No Place to Hide: Edward Snowden, the NSA and the Surveillance State by Glenn Greenwald, Hamish Hamilton, 259 pp, £20.00

Mostly he remained inconceivably calm. Even now, with the clock winding down on his freedom, Snowden still went to bed at 10.30, as he had every night during my time in Hong Kong. While I could barely catch more than two hours of restless sleep at a time, he kept consistent hours. ‘Well, I’m going to hit the hay,’ he would announce casually each night before retiring for seven and a half hours of sound sleep, appearing completely refreshed the next day.

When we asked him about his ability to sleep so well under the circumstances, Snowden said that he felt profoundly at peace with what he had done and so the nights were easy. ‘I figure I have very few days left with a comfortable pillow,’ he joked, ‘so I might as well enjoy them.’

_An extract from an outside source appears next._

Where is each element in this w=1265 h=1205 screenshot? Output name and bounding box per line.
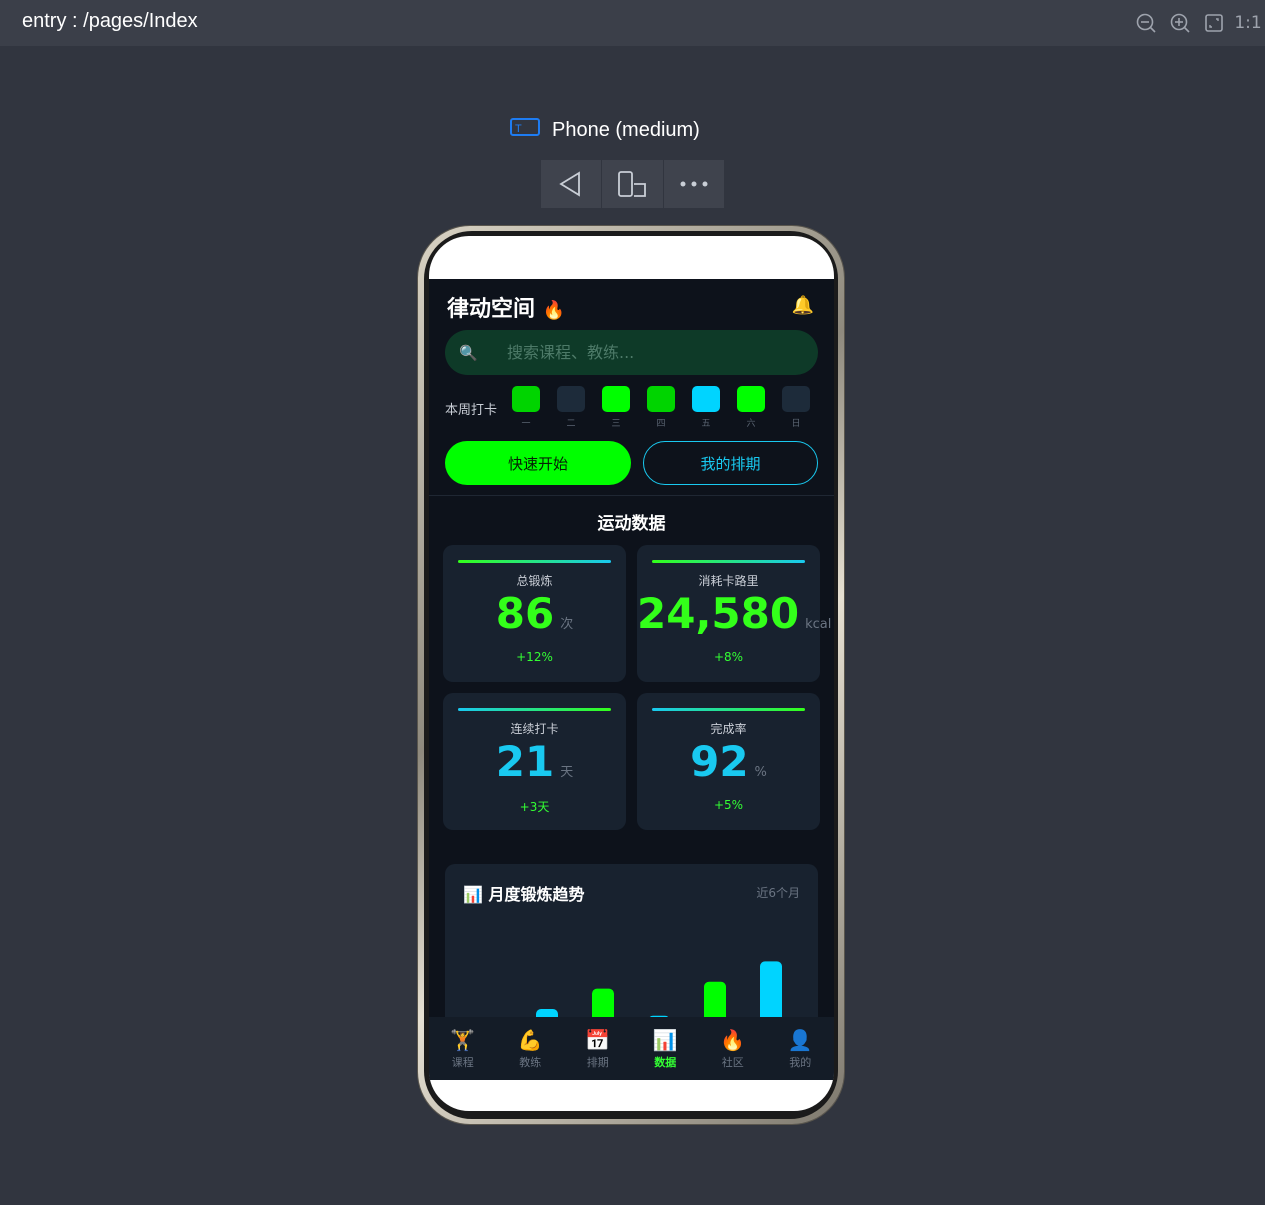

Glenn Greenwald expresses his bafflement and the reader can share it. The journalist is in a panic – about security, about deadlines, about being scooped, about being misunderstood – while the source is cool and inscrutable. Snowden later told the Guardian’s editor, Alan Rusbridger, that if ‘I end up in chains in Guantánamo Bay … I can live with it’. Greenwald is a former constitutional and human rights lawyer, and now a journalist who isn’t afraid to point the finger at the conventional and the powerful. Snowden came in search of him. At first, Greenwald thought him another nutter – it’s a world of nutters – until the filmmaker Laura Poitras showed him some emails. In one of them, we see the degree of Snowden’s commitment. All his predictions came true, and he was ready from the beginning to see the plan through, at whatever cost to himself. He had it all worked out. The shock after the first revelations, he wrote,

will provide the support needed to build a more equal internet, but this will not work to the advantage of the average person unless science outpaces law. By understanding the mechanisms through which our privacy is violated, we can win here … In the end, we must enforce a principle whereby the only way the powerful may enjoy privacy is when it is the same kind shared by the ordinary: one enforced by the laws of nature, rather than the policies of man.